The parish church was built in 1854 by Edward Haycock Snr in Early English style with many lancet features. It is located on Welshpool Road in what is now suburban Shrewsbury, and is a Grade II listed building. The exterior has rubble walls with ashlar dressings. There is a bellcote and a gabled porch. The interior has a scissor-braced roof, an elaborate ashlar reredos (begun in 1886 and not completed until 1904), an ashlar pulpit with a pelican motif, an octagonal ashlar font, and stained glass windows (from 1884, 1948, and 1967). A new stained glass window was placed above the chancel arch to celebrate the new millennium in 2001

The churchyard contains the war graves of two airmen and a Herefordshire Regiment soldier of World War II.

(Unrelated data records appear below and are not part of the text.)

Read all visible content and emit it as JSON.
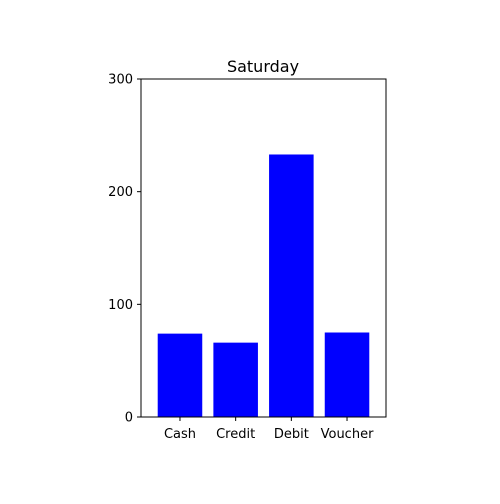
{
  "chart_data": {
    "type": "bar",
    "title": "Saturday",
    "categories": [
      "Cash",
      "Credit",
      "Debit",
      "Voucher"
    ],
    "values": [
      74,
      66,
      233,
      75
    ],
    "xlabel": "",
    "ylabel": "",
    "ylim": [
      0,
      300
    ],
    "yticks": [
      "0",
      "100",
      "200",
      "300"
    ],
    "ytick_values": [
      0,
      100,
      200,
      300
    ],
    "grid": false,
    "bar_color": "#0000ff"
  }
}
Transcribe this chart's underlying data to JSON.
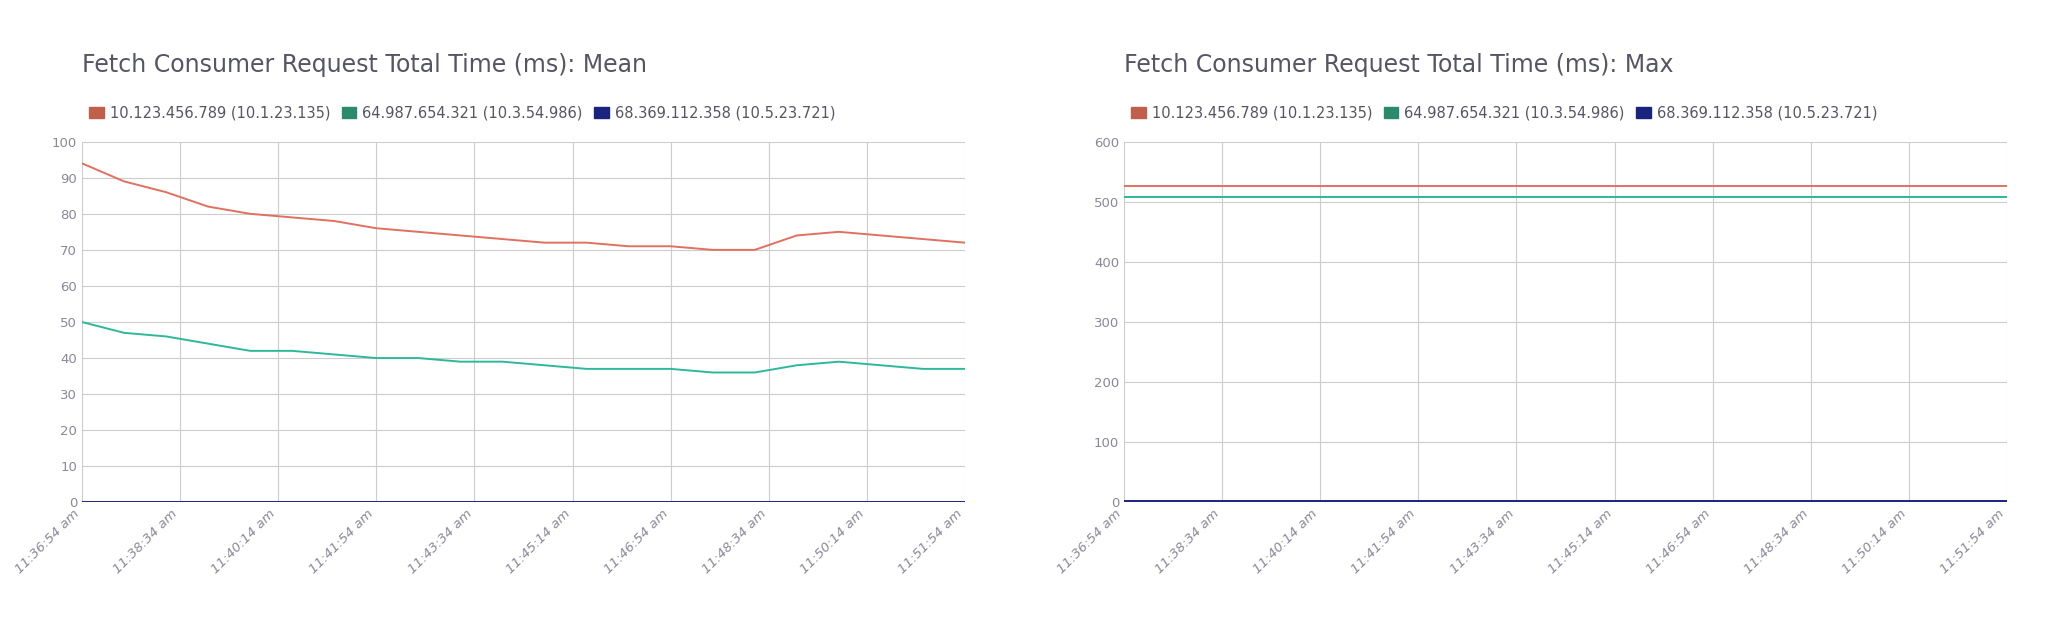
{
  "title_left": "Fetch Consumer Request Total Time (ms): Mean",
  "title_right": "Fetch Consumer Request Total Time (ms): Max",
  "legend_labels": [
    "10.123.456.789 (10.1.23.135)",
    "64.987.654.321 (10.3.54.986)",
    "68.369.112.358 (10.5.23.721)"
  ],
  "line_colors": [
    "#e07060",
    "#2db89b",
    "#1a237e"
  ],
  "legend_colors": [
    "#c0604a",
    "#2a8a6a",
    "#1a237e"
  ],
  "x_labels": [
    "11:36:54 am",
    "11:38:34 am",
    "11:40:14 am",
    "11:41:54 am",
    "11:43:34 am",
    "11:45:14 am",
    "11:46:54 am",
    "11:48:34 am",
    "11:50:14 am",
    "11:51:54 am"
  ],
  "mean_series": {
    "s1": [
      94,
      89,
      86,
      82,
      80,
      79,
      78,
      76,
      75,
      74,
      73,
      72,
      72,
      71,
      71,
      70,
      70,
      74,
      75,
      74,
      73,
      72
    ],
    "s2": [
      50,
      47,
      46,
      44,
      42,
      42,
      41,
      40,
      40,
      39,
      39,
      38,
      37,
      37,
      37,
      36,
      36,
      38,
      39,
      38,
      37,
      37
    ],
    "s3": [
      0,
      0,
      0,
      0,
      0,
      0,
      0,
      0,
      0,
      0,
      0,
      0,
      0,
      0,
      0,
      0,
      0,
      0,
      0,
      0,
      0,
      0
    ]
  },
  "max_series": {
    "s1": [
      527,
      527,
      527,
      527,
      527,
      527,
      527,
      527,
      527,
      527,
      527,
      527,
      527,
      527,
      527,
      527,
      527,
      527,
      527,
      527,
      527,
      527
    ],
    "s2": [
      508,
      508,
      508,
      508,
      508,
      508,
      508,
      508,
      508,
      508,
      508,
      508,
      508,
      508,
      508,
      508,
      508,
      508,
      508,
      508,
      508,
      508
    ],
    "s3": [
      2,
      2,
      2,
      2,
      2,
      2,
      2,
      2,
      2,
      2,
      2,
      2,
      2,
      2,
      2,
      2,
      2,
      2,
      2,
      2,
      2,
      2
    ]
  },
  "mean_ylim": [
    0,
    100
  ],
  "max_ylim": [
    0,
    600
  ],
  "mean_yticks": [
    0,
    10,
    20,
    30,
    40,
    50,
    60,
    70,
    80,
    90,
    100
  ],
  "max_yticks": [
    0,
    100,
    200,
    300,
    400,
    500,
    600
  ],
  "background_color": "#ffffff",
  "grid_color": "#cccccc",
  "title_color": "#555566",
  "tick_color": "#888899",
  "legend_color": "#555566",
  "title_fontsize": 17,
  "legend_fontsize": 10.5,
  "tick_fontsize": 9.5
}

The parish has a population of about 8500 whilst the church has seating for 150. The church was built to cater for those cut off by flooding of the River Severn, on an area of land called the "Windmill Field." The parish was formed from that of St Chad's Church, Shrewsbury, and includes the former townships of Crowmeole, Woodcote and Horton, Bicton Heath, and Copthorne. Parish boundaries were adjusted in 1957. The boundaries were redrawn in the early 21st century to reflect population growth.

In 2004 the church celebrated 150 years by planting a new Oxon Oak.

The church is linked to the Oxon Church of England Primary School, which opened next to the church in 1860, but moved to nearby Racecourse Lane in 1959.